In fact in the US there are over 700,000 doctors. A decent chunk of
them do work on Wall Street or for drug companies or consulting
companies, presumably in part because the money is better. But it’s
just not feasible that all doctors could become Wall Street superstars.
According to this report
there are some 850,000 people working in the securities industry as a
whole, which I assume includes lowly clerks at regional Merill Lynch
offices as well as the hedge fund guys making billions. It’s not very
likely that more than a few tens of thousands of them are the well paid
Wall Street types that Uwe thinks doctors would otherwise become. In
fact despite the huge earnings of those at the top….

The average securities salary is now 5.1 times the average salary paid
in other industries, up from 2.5 times in 1990 and 4.3 times in 2003,
according to a recent report released by the New York state
comptroller….

And
five times other industry’s wages is not a millions miles away from the
average physician’s earnings compared to the average workers.

I admit that’s a crude analysis, but suggesting that most physicians
could trade in the stethoscope for a multi-million dollar Goldman Sachs
paycheck is stretching it. So I’m not sure that’s the right comparison
to make. After all perhaps their alternative is to become lowly-paid
professors of economics?

Secondly, and more importantly, Uwe of course knows but doesn’t
mention the most important part of physician demographics in the US. We
have a huge over-preponderance of specialists who both earn way more
than primary care physicians, and use considerably more resources. Of
course, this has been demonstrated at nauseam by two (of the very
limited number of) health economists who could be mentioned in the same
breath as Uwe–Victor Fuchs and Jack Wennberg.

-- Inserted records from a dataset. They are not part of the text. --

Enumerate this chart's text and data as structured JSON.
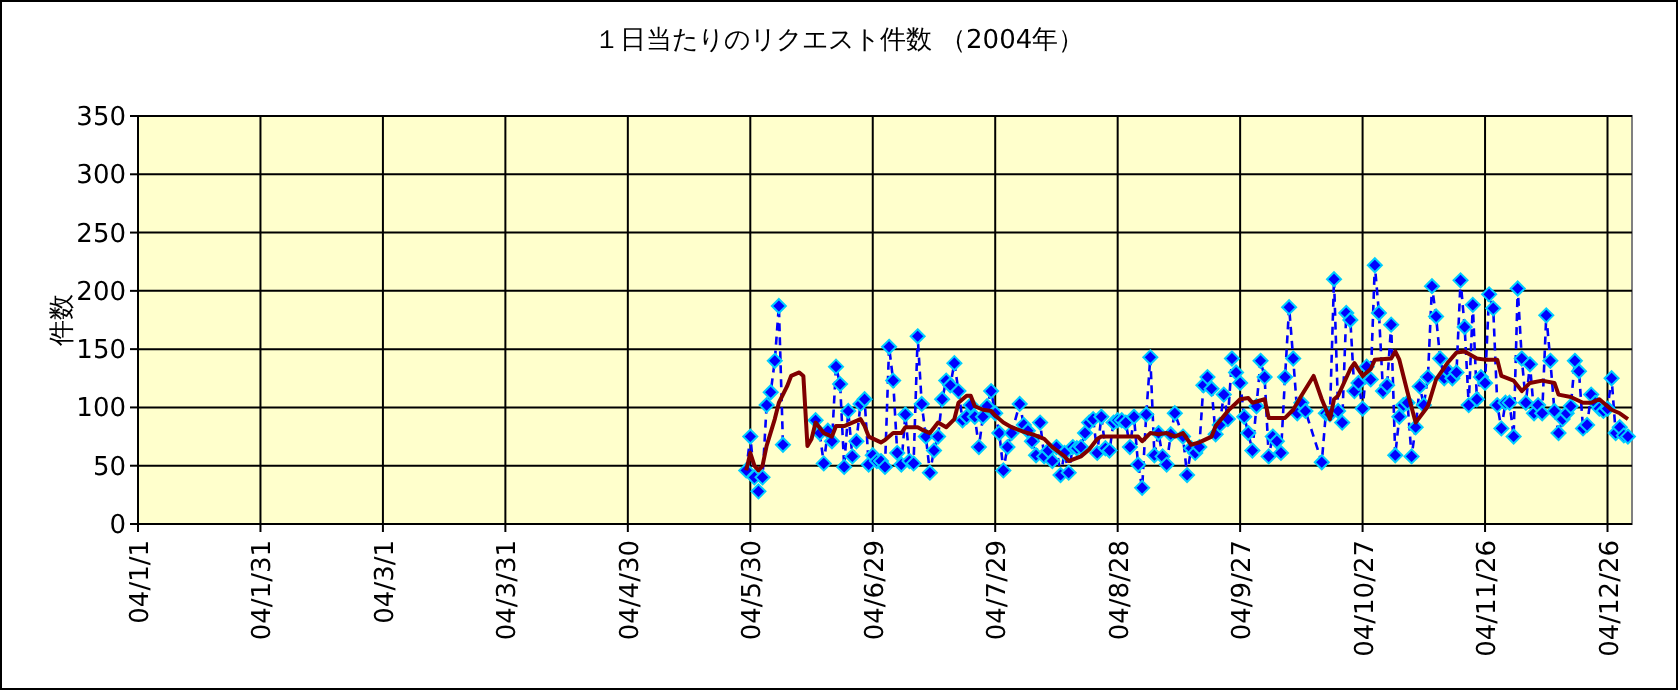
{
  "chart_data": {
    "type": "line",
    "title": "１日当たりのリクエスト件数 （2004年）",
    "ylabel": "件数",
    "xlim": [
      "2004-01-01",
      "2005-01-01"
    ],
    "xticks": [
      {
        "value": "2004-01-01",
        "label": "04/1/1"
      },
      {
        "value": "2004-01-31",
        "label": "04/1/31"
      },
      {
        "value": "2004-03-01",
        "label": "04/3/1"
      },
      {
        "value": "2004-03-31",
        "label": "04/3/31"
      },
      {
        "value": "2004-04-30",
        "label": "04/4/30"
      },
      {
        "value": "2004-05-30",
        "label": "04/5/30"
      },
      {
        "value": "2004-06-29",
        "label": "04/6/29"
      },
      {
        "value": "2004-07-29",
        "label": "04/7/29"
      },
      {
        "value": "2004-08-28",
        "label": "04/8/28"
      },
      {
        "value": "2004-09-27",
        "label": "04/9/27"
      },
      {
        "value": "2004-10-27",
        "label": "04/10/27"
      },
      {
        "value": "2004-11-26",
        "label": "04/11/26"
      },
      {
        "value": "2004-12-26",
        "label": "04/12/26"
      }
    ],
    "ylim": [
      0,
      350
    ],
    "yticks": [
      0,
      50,
      100,
      150,
      200,
      250,
      300,
      350
    ],
    "grid": true,
    "series": [
      {
        "color": "#0000ff",
        "line_style": "dashed",
        "marker": "diamond",
        "x": [
          "2004-05-29",
          "2004-05-30",
          "2004-05-31",
          "2004-06-01",
          "2004-06-02",
          "2004-06-03",
          "2004-06-04",
          "2004-06-05",
          "2004-06-06",
          "2004-06-07",
          "2004-06-10",
          "2004-06-15",
          "2004-06-16",
          "2004-06-17",
          "2004-06-18",
          "2004-06-19",
          "2004-06-20",
          "2004-06-21",
          "2004-06-22",
          "2004-06-23",
          "2004-06-24",
          "2004-06-25",
          "2004-06-26",
          "2004-06-27",
          "2004-06-28",
          "2004-06-29",
          "2004-06-30",
          "2004-07-01",
          "2004-07-02",
          "2004-07-03",
          "2004-07-04",
          "2004-07-05",
          "2004-07-06",
          "2004-07-07",
          "2004-07-08",
          "2004-07-09",
          "2004-07-10",
          "2004-07-11",
          "2004-07-12",
          "2004-07-13",
          "2004-07-14",
          "2004-07-15",
          "2004-07-16",
          "2004-07-17",
          "2004-07-18",
          "2004-07-19",
          "2004-07-20",
          "2004-07-21",
          "2004-07-22",
          "2004-07-23",
          "2004-07-24",
          "2004-07-25",
          "2004-07-26",
          "2004-07-27",
          "2004-07-28",
          "2004-07-29",
          "2004-07-30",
          "2004-07-31",
          "2004-08-01",
          "2004-08-02",
          "2004-08-04",
          "2004-08-05",
          "2004-08-06",
          "2004-08-07",
          "2004-08-08",
          "2004-08-09",
          "2004-08-10",
          "2004-08-11",
          "2004-08-12",
          "2004-08-13",
          "2004-08-14",
          "2004-08-15",
          "2004-08-16",
          "2004-08-17",
          "2004-08-18",
          "2004-08-19",
          "2004-08-20",
          "2004-08-21",
          "2004-08-22",
          "2004-08-23",
          "2004-08-24",
          "2004-08-25",
          "2004-08-26",
          "2004-08-27",
          "2004-08-28",
          "2004-08-29",
          "2004-08-30",
          "2004-08-31",
          "2004-09-01",
          "2004-09-02",
          "2004-09-03",
          "2004-09-04",
          "2004-09-05",
          "2004-09-06",
          "2004-09-07",
          "2004-09-08",
          "2004-09-09",
          "2004-09-10",
          "2004-09-11",
          "2004-09-13",
          "2004-09-14",
          "2004-09-15",
          "2004-09-16",
          "2004-09-17",
          "2004-09-18",
          "2004-09-19",
          "2004-09-20",
          "2004-09-21",
          "2004-09-22",
          "2004-09-23",
          "2004-09-24",
          "2004-09-25",
          "2004-09-26",
          "2004-09-27",
          "2004-09-28",
          "2004-09-29",
          "2004-09-30",
          "2004-10-01",
          "2004-10-02",
          "2004-10-03",
          "2004-10-04",
          "2004-10-05",
          "2004-10-06",
          "2004-10-07",
          "2004-10-08",
          "2004-10-09",
          "2004-10-10",
          "2004-10-11",
          "2004-10-12",
          "2004-10-13",
          "2004-10-17",
          "2004-10-18",
          "2004-10-19",
          "2004-10-20",
          "2004-10-21",
          "2004-10-22",
          "2004-10-23",
          "2004-10-24",
          "2004-10-25",
          "2004-10-26",
          "2004-10-27",
          "2004-10-28",
          "2004-10-29",
          "2004-10-30",
          "2004-10-31",
          "2004-11-01",
          "2004-11-02",
          "2004-11-03",
          "2004-11-04",
          "2004-11-05",
          "2004-11-06",
          "2004-11-07",
          "2004-11-08",
          "2004-11-09",
          "2004-11-10",
          "2004-11-11",
          "2004-11-12",
          "2004-11-13",
          "2004-11-14",
          "2004-11-15",
          "2004-11-16",
          "2004-11-17",
          "2004-11-18",
          "2004-11-19",
          "2004-11-20",
          "2004-11-21",
          "2004-11-22",
          "2004-11-23",
          "2004-11-24",
          "2004-11-25",
          "2004-11-26",
          "2004-11-27",
          "2004-11-28",
          "2004-11-29",
          "2004-11-30",
          "2004-12-01",
          "2004-12-02",
          "2004-12-03",
          "2004-12-04",
          "2004-12-05",
          "2004-12-06",
          "2004-12-07",
          "2004-12-08",
          "2004-12-09",
          "2004-12-10",
          "2004-12-11",
          "2004-12-12",
          "2004-12-13",
          "2004-12-14",
          "2004-12-15",
          "2004-12-16",
          "2004-12-17",
          "2004-12-18",
          "2004-12-19",
          "2004-12-20",
          "2004-12-21",
          "2004-12-22",
          "2004-12-23",
          "2004-12-24",
          "2004-12-25",
          "2004-12-26",
          "2004-12-27",
          "2004-12-28",
          "2004-12-29",
          "2004-12-30",
          "2004-12-31"
        ],
        "values": [
          46,
          75,
          40,
          28,
          40,
          102,
          113,
          140,
          187,
          68,
          null,
          89,
          78,
          52,
          80,
          71,
          135,
          120,
          49,
          97,
          58,
          71,
          103,
          107,
          51,
          59,
          54,
          54,
          49,
          152,
          123,
          61,
          51,
          94,
          54,
          52,
          161,
          103,
          75,
          44,
          63,
          75,
          107,
          123,
          119,
          138,
          114,
          89,
          92,
          102,
          92,
          66,
          92,
          101,
          114,
          95,
          78,
          46,
          66,
          78,
          103,
          85,
          80,
          71,
          59,
          87,
          58,
          63,
          54,
          66,
          42,
          61,
          44,
          66,
          65,
          66,
          78,
          87,
          90,
          61,
          92,
          65,
          63,
          87,
          89,
          89,
          87,
          66,
          92,
          51,
          31,
          94,
          143,
          59,
          78,
          58,
          51,
          77,
          95,
          75,
          42,
          65,
          61,
          66,
          119,
          126,
          116,
          77,
          85,
          111,
          90,
          142,
          130,
          121,
          92,
          78,
          63,
          101,
          140,
          126,
          58,
          75,
          71,
          61,
          126,
          186,
          142,
          95,
          104,
          97,
          53,
          95,
          94,
          210,
          97,
          87,
          181,
          175,
          114,
          121,
          99,
          135,
          124,
          222,
          181,
          114,
          119,
          171,
          59,
          92,
          102,
          104,
          58,
          83,
          118,
          102,
          126,
          204,
          178,
          142,
          125,
          131,
          125,
          130,
          209,
          169,
          102,
          188,
          107,
          126,
          121,
          197,
          185,
          102,
          82,
          104,
          104,
          75,
          202,
          142,
          104,
          137,
          95,
          102,
          95,
          179,
          140,
          97,
          78,
          90,
          95,
          101,
          140,
          131,
          82,
          85,
          111,
          104,
          99,
          97,
          99,
          125,
          78,
          83,
          76,
          75
        ]
      },
      {
        "color": "#800000",
        "line_style": "solid",
        "marker": "none",
        "x": [
          "2004-05-29",
          "2004-05-30",
          "2004-05-31",
          "2004-06-01",
          "2004-06-02",
          "2004-06-03",
          "2004-06-05",
          "2004-06-06",
          "2004-06-08",
          "2004-06-09",
          "2004-06-11",
          "2004-06-12",
          "2004-06-13",
          "2004-06-14",
          "2004-06-15",
          "2004-06-17",
          "2004-06-19",
          "2004-06-20",
          "2004-06-22",
          "2004-06-24",
          "2004-06-26",
          "2004-06-27",
          "2004-06-28",
          "2004-07-01",
          "2004-07-02",
          "2004-07-04",
          "2004-07-06",
          "2004-07-07",
          "2004-07-10",
          "2004-07-11",
          "2004-07-13",
          "2004-07-15",
          "2004-07-17",
          "2004-07-19",
          "2004-07-20",
          "2004-07-22",
          "2004-07-23",
          "2004-07-24",
          "2004-07-26",
          "2004-07-28",
          "2004-07-29",
          "2004-07-31",
          "2004-08-02",
          "2004-08-05",
          "2004-08-07",
          "2004-08-10",
          "2004-08-12",
          "2004-08-15",
          "2004-08-16",
          "2004-08-19",
          "2004-08-21",
          "2004-08-23",
          "2004-08-24",
          "2004-08-28",
          "2004-08-31",
          "2004-09-02",
          "2004-09-03",
          "2004-09-05",
          "2004-09-07",
          "2004-09-09",
          "2004-09-11",
          "2004-09-13",
          "2004-09-15",
          "2004-09-17",
          "2004-09-20",
          "2004-09-21",
          "2004-09-24",
          "2004-09-27",
          "2004-09-29",
          "2004-09-30",
          "2004-10-03",
          "2004-10-04",
          "2004-10-08",
          "2004-10-10",
          "2004-10-12",
          "2004-10-15",
          "2004-10-17",
          "2004-10-19",
          "2004-10-20",
          "2004-10-21",
          "2004-10-24",
          "2004-10-25",
          "2004-10-27",
          "2004-10-29",
          "2004-10-30",
          "2004-11-03",
          "2004-11-04",
          "2004-11-05",
          "2004-11-07",
          "2004-11-09",
          "2004-11-12",
          "2004-11-14",
          "2004-11-17",
          "2004-11-19",
          "2004-11-21",
          "2004-11-24",
          "2004-11-26",
          "2004-11-29",
          "2004-11-30",
          "2004-12-03",
          "2004-12-05",
          "2004-12-07",
          "2004-12-10",
          "2004-12-13",
          "2004-12-14",
          "2004-12-17",
          "2004-12-20",
          "2004-12-22",
          "2004-12-24",
          "2004-12-26",
          "2004-12-27",
          "2004-12-29",
          "2004-12-31"
        ],
        "values": [
          46,
          61,
          50,
          46,
          50,
          67,
          90,
          104,
          118,
          127,
          130,
          127,
          67,
          73,
          87,
          78,
          75,
          84,
          84,
          87,
          90,
          84,
          75,
          70,
          72,
          78,
          78,
          83,
          83,
          81,
          78,
          87,
          83,
          90,
          104,
          110,
          110,
          101,
          98,
          97,
          93,
          87,
          83,
          79,
          77,
          73,
          66,
          58,
          54,
          58,
          64,
          73,
          75,
          75,
          75,
          75,
          71,
          78,
          77,
          78,
          75,
          78,
          68,
          70,
          75,
          84,
          97,
          107,
          108,
          104,
          107,
          91,
          91,
          98,
          110,
          127,
          107,
          90,
          107,
          110,
          133,
          138,
          127,
          133,
          141,
          142,
          148,
          141,
          113,
          87,
          101,
          124,
          139,
          147,
          148,
          142,
          141,
          141,
          127,
          123,
          114,
          121,
          123,
          121,
          111,
          109,
          104,
          104,
          107,
          101,
          98,
          95,
          90
        ]
      }
    ]
  }
}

Both have shown that the more specialists in an area the higher the intensity and cost per capita of the care that’s delivered there. Wennberg’s disciples have gone on to show that not only does this lead to more care, it leads to worse care.

What’s the rational answer?  Do what most other countries do and
restrict the amount of specialty positions available. Instead insist
that most physicians focus on primary care which is both cheaper to the
system and more cost-effective. Of course, doing that would be better
for the system overall, but it would be worse for individual
physicians–or at least for their incomes. It would though of course be
better for the taxpayer, who is funding the vast majority of that
specialty training. (You thought we had a free market? Don’t make me laugh!)

So paying physicians to spend less money elsewhere in the system is
a good start, but for real success in cost containment and improving
the value gained from health care spending, we need to fundamentally
change the supply structure of the physician workforce.

And whatever Uwe says, for many physicians–and of course the
medical and business infrastructure of hospitals, AMCs, and suppliers
that surround them–that is liable to be a painful process.